Yeah, this is one of the things which has bugged me for a while. It's reasonably common for us to implement new things and requests, but they're often very hmmm... hard to discover (?) unless the person already knows about them.
We seem to struggle in figuring out how to implement the "make this easily discoverable by new users". Suggestions welcome of course.
Awesome, good idea!
Yes, I know it's hidden. Indeed I only knew about it when it was mentioned in some issue
Well, the space is limited there. What about another entry in the future Tools entry in the menu bar. At least the "Set encoding for all tables" option. "Set encoding" for this table has a context problem. Only in the Data Browse tab would make sense.
Another option for both entries would be in the contextual menu of the Edit DB Cell dock.
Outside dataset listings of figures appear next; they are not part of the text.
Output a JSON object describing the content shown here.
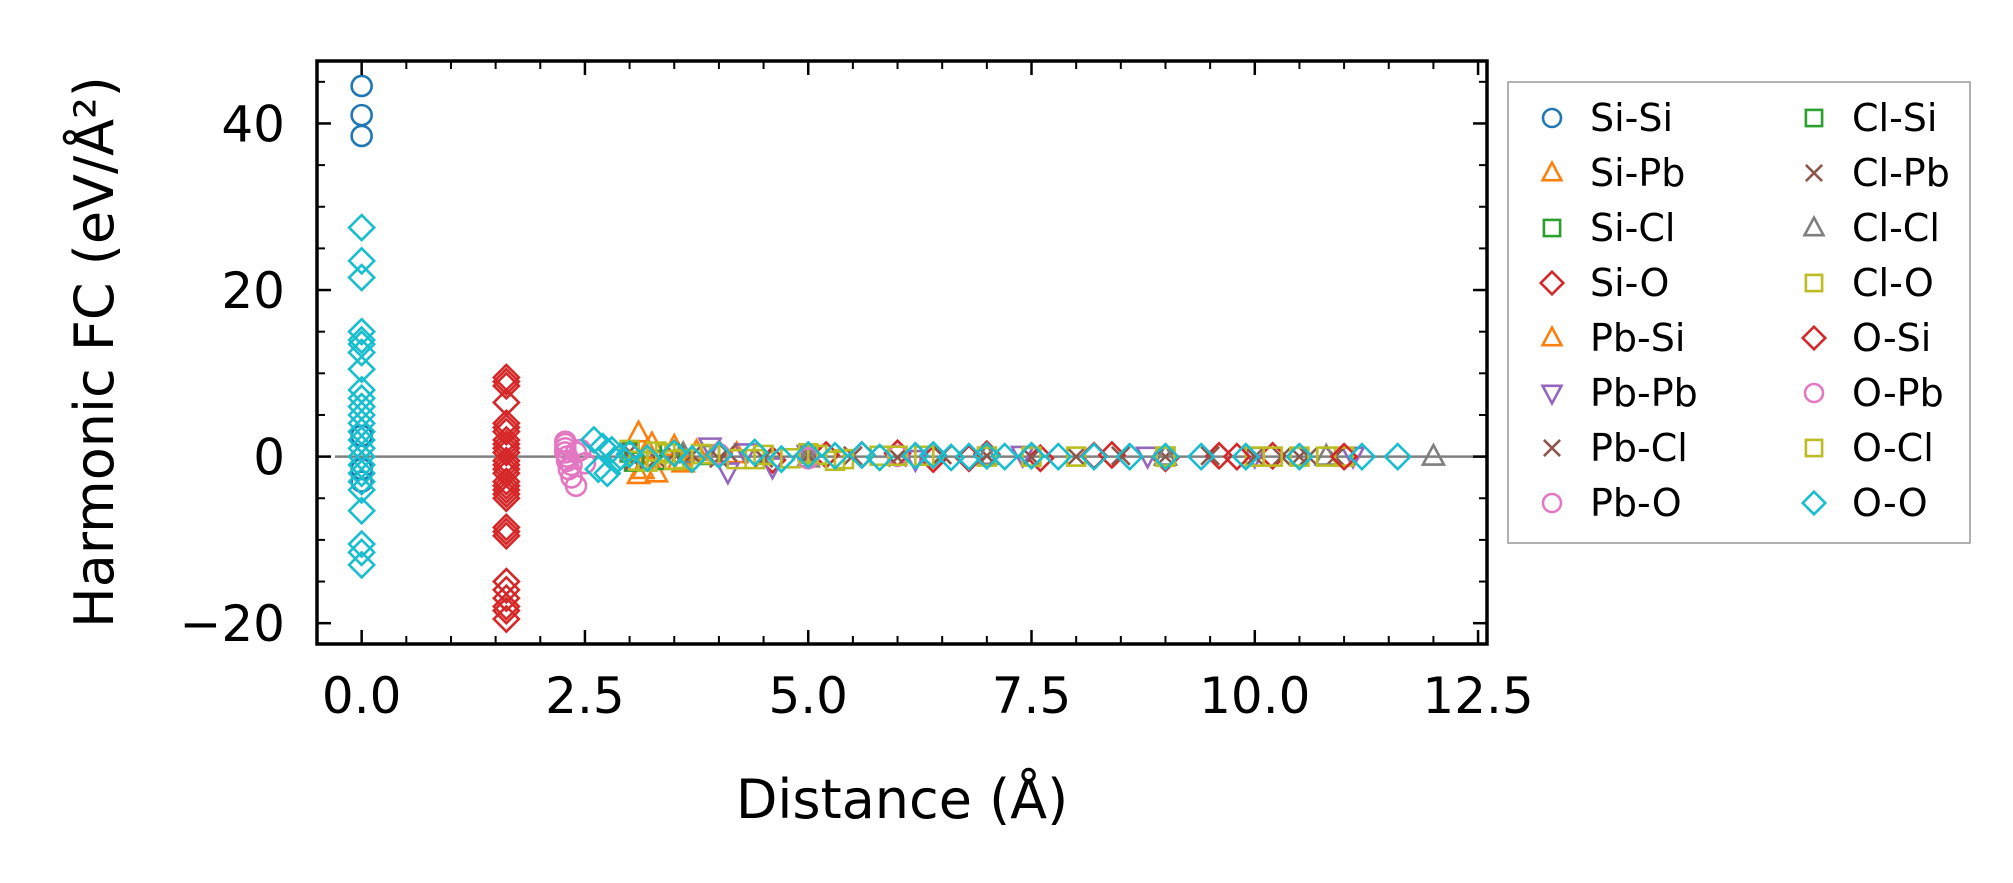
{
  "chart_data": {
    "type": "scatter",
    "title": "",
    "xlabel": "Distance (Å)",
    "ylabel": "Harmonic FC (eV/Å²)",
    "xlim": [
      -0.5,
      12.6
    ],
    "ylim": [
      -22.5,
      47.5
    ],
    "xticks": [
      0.0,
      2.5,
      5.0,
      7.5,
      10.0,
      12.5
    ],
    "xtick_labels": [
      "0.0",
      "2.5",
      "5.0",
      "7.5",
      "10.0",
      "12.5"
    ],
    "yticks": [
      -20,
      0,
      20,
      40
    ],
    "ytick_labels": [
      "−20",
      "0",
      "20",
      "40"
    ],
    "reference_line_y": 0,
    "grid": false,
    "legend_position": "outside-right",
    "series": [
      {
        "name": "Si-Si",
        "color": "#1f77b4",
        "marker": "circle",
        "x": [
          0,
          0,
          0,
          0,
          0,
          0
        ],
        "y": [
          44.5,
          41.0,
          38.5,
          2.5,
          -1.5,
          -3.0
        ]
      },
      {
        "name": "Si-Pb",
        "color": "#ff7f0e",
        "marker": "triangle-up",
        "x": [
          3.1,
          3.15,
          3.2,
          3.3,
          3.5,
          3.6,
          3.75,
          4.2
        ],
        "y": [
          2.8,
          -1.6,
          0.8,
          -2.0,
          1.2,
          -0.8,
          0.6,
          0.3
        ]
      },
      {
        "name": "Si-Cl",
        "color": "#2ca02c",
        "marker": "square",
        "x": [
          3.0,
          3.4,
          3.9
        ],
        "y": [
          0.5,
          -0.4,
          0.2
        ]
      },
      {
        "name": "Si-O",
        "color": "#d62728",
        "marker": "diamond",
        "x": [
          1.62,
          1.62,
          1.62,
          1.62,
          1.62,
          1.62,
          1.62,
          1.62,
          1.62,
          1.62,
          1.62,
          1.62,
          1.62,
          1.62,
          1.62,
          1.62,
          1.62,
          1.62,
          1.62,
          1.62,
          1.62,
          4.0,
          4.6,
          5.2,
          6.0,
          6.4,
          7.0,
          7.6,
          8.4,
          9.0,
          9.6,
          10.2
        ],
        "y": [
          9.5,
          8.5,
          6.5,
          4.0,
          3.0,
          1.5,
          1.0,
          0.5,
          -0.5,
          -1.0,
          -2.0,
          -3.5,
          -4.0,
          -5.0,
          -8.5,
          -9.5,
          -15.0,
          -16.0,
          -17.0,
          -18.0,
          -19.5,
          0.3,
          -0.4,
          0.2,
          0.4,
          -0.3,
          0.3,
          -0.2,
          0.2,
          -0.2,
          0.1,
          0.1
        ]
      },
      {
        "name": "Pb-Si",
        "color": "#ff7f0e",
        "marker": "triangle-up",
        "x": [
          3.1,
          3.25,
          3.55
        ],
        "y": [
          -2.2,
          1.5,
          -0.5
        ]
      },
      {
        "name": "Pb-Pb",
        "color": "#9467bd",
        "marker": "triangle-down",
        "x": [
          3.9,
          4.1,
          4.3,
          4.6,
          5.0,
          6.2,
          7.4,
          8.8,
          10.0,
          11.1
        ],
        "y": [
          1.2,
          -1.8,
          0.5,
          -1.2,
          0.3,
          -0.3,
          0.2,
          0.1,
          0.1,
          0.1
        ]
      },
      {
        "name": "Pb-Cl",
        "color": "#8c564b",
        "marker": "x",
        "x": [
          3.0,
          3.3,
          3.7,
          4.1,
          4.5,
          5.5,
          6.5,
          7.5,
          8.5,
          9.5,
          10.3,
          10.6,
          10.9
        ],
        "y": [
          0.6,
          -0.3,
          0.2,
          0.5,
          -0.2,
          0.1,
          0.2,
          -0.1,
          0.1,
          0.1,
          0.0,
          0.0,
          0.0
        ]
      },
      {
        "name": "Pb-O",
        "color": "#e377c2",
        "marker": "circle",
        "x": [
          2.28,
          2.28,
          2.28,
          2.3,
          2.32,
          2.35,
          2.4,
          2.45,
          2.5
        ],
        "y": [
          1.8,
          1.0,
          0.5,
          -0.5,
          -1.5,
          -2.5,
          -3.5,
          0.8,
          -0.8
        ]
      },
      {
        "name": "Cl-Si",
        "color": "#2ca02c",
        "marker": "square",
        "x": [
          3.05,
          3.45
        ],
        "y": [
          -0.6,
          0.4
        ]
      },
      {
        "name": "Cl-Pb",
        "color": "#8c564b",
        "marker": "x",
        "x": [
          3.05,
          3.5,
          4.0,
          5.0,
          6.0,
          7.0,
          8.0,
          9.0,
          10.0,
          10.5
        ],
        "y": [
          -0.5,
          0.3,
          -0.2,
          0.1,
          -0.1,
          0.1,
          0.0,
          0.0,
          0.0,
          0.0
        ]
      },
      {
        "name": "Cl-Cl",
        "color": "#7f7f7f",
        "marker": "triangle-up",
        "x": [
          3.6,
          5.0,
          7.0,
          9.0,
          10.8,
          12.0
        ],
        "y": [
          0.3,
          -0.2,
          0.1,
          0.0,
          0.0,
          0.0
        ]
      },
      {
        "name": "Cl-O",
        "color": "#bcbd22",
        "marker": "square",
        "x": [
          3.0,
          3.2,
          3.4,
          3.6,
          3.9,
          4.2,
          4.5,
          4.8,
          5.1,
          5.4,
          5.8,
          6.3,
          7.0,
          8.0,
          9.0,
          10.0,
          10.5,
          10.8,
          11.0
        ],
        "y": [
          0.8,
          -0.6,
          0.4,
          -0.3,
          0.3,
          -0.3,
          0.2,
          -0.2,
          0.2,
          -0.3,
          0.1,
          0.1,
          0.0,
          0.0,
          0.0,
          0.0,
          0.0,
          0.0,
          0.0
        ]
      },
      {
        "name": "O-Si",
        "color": "#d62728",
        "marker": "diamond",
        "x": [
          1.62,
          1.62,
          1.62,
          1.62,
          1.62,
          1.62,
          1.62,
          1.62,
          5.6,
          6.8,
          8.2,
          9.8,
          11.0
        ],
        "y": [
          9.0,
          3.5,
          2.0,
          -1.5,
          -3.0,
          -4.5,
          -9.0,
          -18.5,
          0.2,
          -0.2,
          0.1,
          0.0,
          0.0
        ]
      },
      {
        "name": "O-Pb",
        "color": "#e377c2",
        "marker": "circle",
        "x": [
          2.28,
          2.3,
          2.35,
          2.4,
          4.0,
          5.0,
          6.0
        ],
        "y": [
          1.5,
          0.0,
          -1.0,
          0.5,
          0.3,
          -0.2,
          0.1
        ]
      },
      {
        "name": "O-Cl",
        "color": "#bcbd22",
        "marker": "square",
        "x": [
          3.1,
          3.3,
          3.5,
          3.8,
          4.4,
          5.0,
          5.3,
          6.0,
          7.5,
          9.0,
          10.2
        ],
        "y": [
          -0.5,
          0.6,
          -0.4,
          0.3,
          -0.3,
          0.4,
          -0.5,
          0.1,
          0.0,
          0.0,
          0.0
        ]
      },
      {
        "name": "O-O",
        "color": "#17becf",
        "marker": "diamond",
        "x": [
          0,
          0,
          0,
          0,
          0,
          0,
          0,
          0,
          0,
          0,
          0,
          0,
          0,
          0,
          0,
          0,
          0,
          0,
          0,
          0,
          0,
          0,
          0,
          0,
          0,
          2.6,
          2.65,
          2.7,
          2.75,
          2.8,
          2.85,
          2.9,
          3.0,
          3.2,
          3.5,
          3.7,
          4.0,
          4.4,
          4.7,
          5.0,
          5.3,
          5.6,
          5.8,
          6.2,
          6.4,
          6.6,
          6.8,
          7.0,
          7.2,
          7.5,
          7.8,
          8.2,
          8.6,
          9.0,
          9.4,
          9.9,
          10.5,
          11.2,
          11.6
        ],
        "y": [
          27.5,
          23.5,
          21.5,
          15.0,
          14.0,
          13.5,
          12.5,
          10.5,
          8.0,
          7.0,
          6.0,
          5.0,
          4.0,
          3.0,
          2.0,
          1.0,
          0.0,
          -1.0,
          -2.0,
          -3.0,
          -4.0,
          -6.5,
          -10.5,
          -11.5,
          -13.0,
          2.0,
          -1.5,
          1.2,
          -2.0,
          0.8,
          -0.5,
          0.0,
          0.3,
          -0.2,
          0.4,
          -0.3,
          0.2,
          0.5,
          -0.3,
          0.2,
          0.1,
          0.2,
          -0.1,
          0.1,
          0.2,
          -0.1,
          0.0,
          0.1,
          0.0,
          0.1,
          0.0,
          0.0,
          0.0,
          0.0,
          0.0,
          0.0,
          0.0,
          0.0,
          0.0
        ]
      }
    ]
  }
}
I meant here, where I seem to have space.
Or, if that's a problem on smaller screens, the "Mode label" could become something like "View", that cascades to Mode and Encoding. E.g.
That would be expandable, for when someone comes up with "Writing mode LeftToRight/RightToLeft", "Suppress non-printables" - or whatever else the future brings. (No, I'm not suggesting either of these right now, just observing that the future usually brings "more".)